Eine diskussionswürdige Nobelpreisvergabe:

Franca Rame und Dario Fo.

Jährlich erscheinen allein in Deutschland über 70 000 neue Bücher; aber was davon ist tatsächlich lesenswert? Man könnte meinen, dass beispielsweise die Vergabe des Literaturnobelpreises ein Indiz für hohe Qualität sei. Freilich musste ich beim Lesen zahlreicher Werke resigniert feststellen, dass offenbar gerade die Nobelpreiszuerkennung in den meisten Fällen ein Garant für besondere Fadesse und/oder Tristesse der Lektüre darstellt (Patrick Modiano: „Ein Stammbaum“!). Für eine erfreuliche Ausnahme halte ich allerdings den Italiener Dario Fo.

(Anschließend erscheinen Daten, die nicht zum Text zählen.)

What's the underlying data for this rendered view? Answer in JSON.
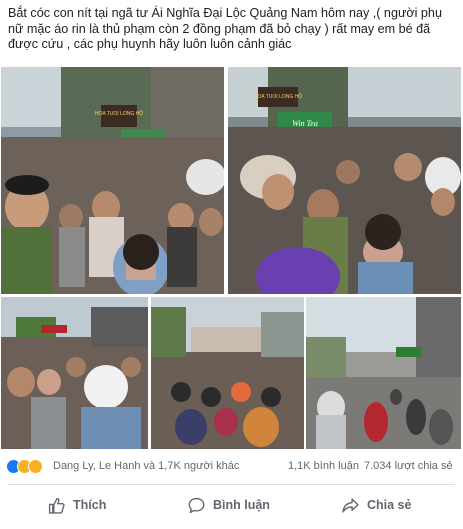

Fos Biographie liest sich in ihren Anfängen wie die eines typischen Verlierers: Er brach sein Kunststudium ab, gab seinen Job als Architekt auf, seine ersten Stücke wurden verboten. Seine Frau Franca Rame war es, die ihn, als er die Nase vom Theater voll hatte und auch beim Film wenig Chancen sah, ermutigte, es noch einmal zu versuchen. Das Studium unzähliger Rollenbücher und Szenarien aus dem 19. Jahrhundert, die aus dem von Rame quasi als Mitgift in die Ehe gebrachten Fundus von Stücken des Wandertheaters ihrer Familie stammen, inspirierte ihn zu einer Serie von Farcen, die für ihn den Durchbruch als Theaterautor bedeuteten. So begann eine Karriere, die zu Meisterwerken wie „Mistero buffo“ oder „Zufälliger Tod eines Anarchisten“ führte und ihren Gipfel in der Zuerkennung des Nobelpreises im Jahr 1997 fand.

Fo und Rame, beide auch politische Aktivisten des linken Lagers, hatten ständig Probleme mit der Macht, die sie, wie es in der Begründung für die Nobelpreisvergabe heisst, in Nachfolge der mittelalterlichen Gaukler geisselten: TV-Auftrittsverbote, Prozesse, Verhaftungen, Verweigerung der Einreise in die USA. 1973 wurde Rame entführt, misshandelt und vergewaltigt, wobei sich zwei Jahrzehnte später herausstellte, dass Geheimdienste und Polizei in die Entführung verwickelt waren, die Rame in ihrem Monolog „Die Vergewaltigung“ thematisierte. Aufgrund der Verjährung entgingen die Täter der Verurteilung.

„Zusammen mit dieser Frau habe ich den Nobelpreis gewonnen“, beteuerte Fo, „ohne sie hätte ich ihn nie bekommen.“ Franca Rame spielte nicht nur die Hauptrolle in seinen Stücken, sie erledigte die Organisation, erarbeitete die Bühnenmanuskripte, kümmerte sich um die Verlage. Nach Ansicht von Kennern hatte sie am Werk genauso grossen Anteil wie Fo, da es kein Stück gebe, an dem sie nicht massgeblich mitgearbeitet habe, und sie bei den grossen Frauenstücken (z.B. „Offene Zweierbeziehung“, „Nur Kinder, Küche, Kirche“) sogar die Hauptautorin gewesen sei.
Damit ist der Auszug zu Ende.